Jumat, 25 Juni 2010

ACEH GREEN DAN REJIM DAGANG KARBON

Aceh hijau, agaknya isu ini yang selalu terdengar hangat dalam beberapa bulan terakhir di provinsi paling barat indonesia ini. Aceh dengan luas hutan sekitar 3 juta hektar area, cukup potensial untuk dijadikan sebagai salah satu paru-paru dunia terkait tujuan pengurangan emisi gas rumah kaca. Alasan ini juga yang melatar belakangi Gubernur Irwandi Yusuf menggagas konsep Aceh Green Vision. Niat agar Aceh ikut berperan serta dalam upaya penyelamatan bumi dari ancaman perubahan iklim patut untuk didukung. Karena tidak hanya sebagai bentuk solidaritas penduduk bumi terhadap persoalan global, lebih dari itu penyelamatan lingkungan merupakan sebuah kewajiban ummat manusia termasuk masyarakat Aceh.

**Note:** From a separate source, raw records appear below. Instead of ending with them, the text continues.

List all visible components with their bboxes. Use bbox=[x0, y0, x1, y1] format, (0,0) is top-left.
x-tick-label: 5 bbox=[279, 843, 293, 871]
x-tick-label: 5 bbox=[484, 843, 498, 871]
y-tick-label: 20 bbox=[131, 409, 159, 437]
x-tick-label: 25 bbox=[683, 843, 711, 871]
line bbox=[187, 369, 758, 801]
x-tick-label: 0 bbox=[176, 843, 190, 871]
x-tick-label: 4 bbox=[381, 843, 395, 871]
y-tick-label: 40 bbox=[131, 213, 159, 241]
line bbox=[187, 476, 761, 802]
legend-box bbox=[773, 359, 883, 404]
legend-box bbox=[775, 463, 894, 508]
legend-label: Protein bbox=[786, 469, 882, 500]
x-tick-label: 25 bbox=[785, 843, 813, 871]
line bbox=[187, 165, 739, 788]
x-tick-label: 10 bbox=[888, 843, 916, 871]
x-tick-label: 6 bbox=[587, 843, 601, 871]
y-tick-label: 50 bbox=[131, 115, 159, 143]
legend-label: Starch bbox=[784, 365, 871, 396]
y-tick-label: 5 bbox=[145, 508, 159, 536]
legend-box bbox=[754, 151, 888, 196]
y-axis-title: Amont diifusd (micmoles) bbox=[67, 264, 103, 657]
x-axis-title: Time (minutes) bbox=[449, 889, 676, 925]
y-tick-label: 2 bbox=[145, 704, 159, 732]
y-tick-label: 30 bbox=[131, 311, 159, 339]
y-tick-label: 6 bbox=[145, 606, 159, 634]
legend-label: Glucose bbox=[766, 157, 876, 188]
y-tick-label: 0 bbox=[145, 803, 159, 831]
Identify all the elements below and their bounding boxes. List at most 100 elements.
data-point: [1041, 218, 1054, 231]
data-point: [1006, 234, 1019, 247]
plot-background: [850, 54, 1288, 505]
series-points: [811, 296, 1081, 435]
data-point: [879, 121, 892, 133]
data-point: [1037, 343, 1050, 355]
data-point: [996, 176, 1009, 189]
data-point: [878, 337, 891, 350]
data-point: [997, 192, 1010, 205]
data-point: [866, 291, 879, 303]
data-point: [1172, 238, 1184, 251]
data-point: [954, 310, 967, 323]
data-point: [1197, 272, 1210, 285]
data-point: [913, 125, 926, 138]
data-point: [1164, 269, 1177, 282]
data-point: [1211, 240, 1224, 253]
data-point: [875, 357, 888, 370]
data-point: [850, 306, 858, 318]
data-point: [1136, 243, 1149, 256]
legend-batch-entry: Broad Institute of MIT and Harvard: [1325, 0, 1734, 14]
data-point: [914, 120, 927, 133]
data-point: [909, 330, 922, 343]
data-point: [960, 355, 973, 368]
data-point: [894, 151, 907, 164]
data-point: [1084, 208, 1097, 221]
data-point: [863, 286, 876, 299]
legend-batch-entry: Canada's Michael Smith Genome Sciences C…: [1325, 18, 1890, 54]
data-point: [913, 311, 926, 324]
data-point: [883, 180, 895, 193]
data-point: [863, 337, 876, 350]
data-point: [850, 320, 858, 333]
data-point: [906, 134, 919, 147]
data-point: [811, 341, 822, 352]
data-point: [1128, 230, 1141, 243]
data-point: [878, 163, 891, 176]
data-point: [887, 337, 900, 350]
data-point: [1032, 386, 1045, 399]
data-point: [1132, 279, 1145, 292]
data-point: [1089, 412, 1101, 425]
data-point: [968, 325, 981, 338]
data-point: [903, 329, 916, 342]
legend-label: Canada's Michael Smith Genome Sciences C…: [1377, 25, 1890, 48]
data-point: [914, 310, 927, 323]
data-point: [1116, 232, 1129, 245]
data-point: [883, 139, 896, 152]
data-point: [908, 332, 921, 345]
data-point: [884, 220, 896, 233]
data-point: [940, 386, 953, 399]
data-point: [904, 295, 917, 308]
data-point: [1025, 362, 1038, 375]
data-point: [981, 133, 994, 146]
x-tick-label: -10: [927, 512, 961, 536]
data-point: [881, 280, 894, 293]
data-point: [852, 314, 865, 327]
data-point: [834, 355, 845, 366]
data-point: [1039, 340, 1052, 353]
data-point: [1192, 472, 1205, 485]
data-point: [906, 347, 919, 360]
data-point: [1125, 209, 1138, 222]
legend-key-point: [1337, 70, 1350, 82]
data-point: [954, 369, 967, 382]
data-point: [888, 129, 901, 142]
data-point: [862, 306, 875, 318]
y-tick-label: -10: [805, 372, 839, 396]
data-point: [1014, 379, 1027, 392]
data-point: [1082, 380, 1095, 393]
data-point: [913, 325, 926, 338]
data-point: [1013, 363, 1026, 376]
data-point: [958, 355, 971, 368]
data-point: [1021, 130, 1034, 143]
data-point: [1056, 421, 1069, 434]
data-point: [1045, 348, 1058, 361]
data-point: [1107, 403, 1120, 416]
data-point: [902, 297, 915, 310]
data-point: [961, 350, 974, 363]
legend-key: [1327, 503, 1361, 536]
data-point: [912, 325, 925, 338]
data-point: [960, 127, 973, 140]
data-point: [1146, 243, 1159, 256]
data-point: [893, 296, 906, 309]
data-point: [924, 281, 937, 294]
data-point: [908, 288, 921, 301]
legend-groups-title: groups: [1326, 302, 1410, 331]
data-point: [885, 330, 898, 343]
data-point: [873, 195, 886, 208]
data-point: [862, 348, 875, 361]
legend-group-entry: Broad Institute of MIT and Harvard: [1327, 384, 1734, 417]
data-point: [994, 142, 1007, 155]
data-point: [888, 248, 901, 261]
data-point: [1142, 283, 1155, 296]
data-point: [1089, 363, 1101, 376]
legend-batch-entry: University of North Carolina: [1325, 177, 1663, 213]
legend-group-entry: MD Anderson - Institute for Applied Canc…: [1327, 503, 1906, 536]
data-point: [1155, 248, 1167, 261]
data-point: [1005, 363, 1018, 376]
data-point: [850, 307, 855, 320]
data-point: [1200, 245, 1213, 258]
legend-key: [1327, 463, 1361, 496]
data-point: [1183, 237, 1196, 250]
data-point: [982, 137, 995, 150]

Tiga tahun berselang setelah konsep Aceh green dipresentasikan pada pertemuan UNFCC nusa dua bali, implementasi program ini masih terkesan “melangit”. Pembangunan ekonomi dengan pemanfaatan SDA secara berkelanjutan yang menjadi dasar program ini agaknya masih terkesan “jauh panggang dari api”. Seperti fenomena gunung es, agaknya aceh green merupakan program yang berjalan diatas tumpukan masalah yang menggunung. Konversi hutan yang menjadi kompensasi ilegal loging merupakan wujud masalah yang semakin lama akan meruntuhkan pondasi hak-hak ulayat terhadap hutan. Kran investasi dibuka lebar pada sektor perkebunan sebagai bentuk pembangunan ekonomi dengan konsesi lahan. Sementara hingga saat ini, regulasi terkait investasi tersebut belum ada. Berbagai persoalan substansial bermunculan dari wujud implementasi “investasi hijau” ini. Penipisan sumber air, konflik hewan dan manusia serta dampak-dampak lain merupakan bukti bahwa sesungguhnya ditingkat masyarakat kecil, implementasi aceh green masih bermasalah. Disisi lain, implementasi aturan loging yang kurang konsisten juga menjadi masalah besar. Moratorium logging tidak berlaku bagi beberapa oknum pribadi maupun institusi yang kebal hukum. Meskipun terlihat absurd, realita ini terjadi di lapangan. Penebangan masih terus berlangsung di beberapa tempat meskipun ribuan penjaga hutan direkrut oleh pemerintah Aceh untuk mencegahnya. Melihat realita ini pertanyaannya kemudian adalah, apakah konsep Aceh green muncul dari perencanaan yang matang?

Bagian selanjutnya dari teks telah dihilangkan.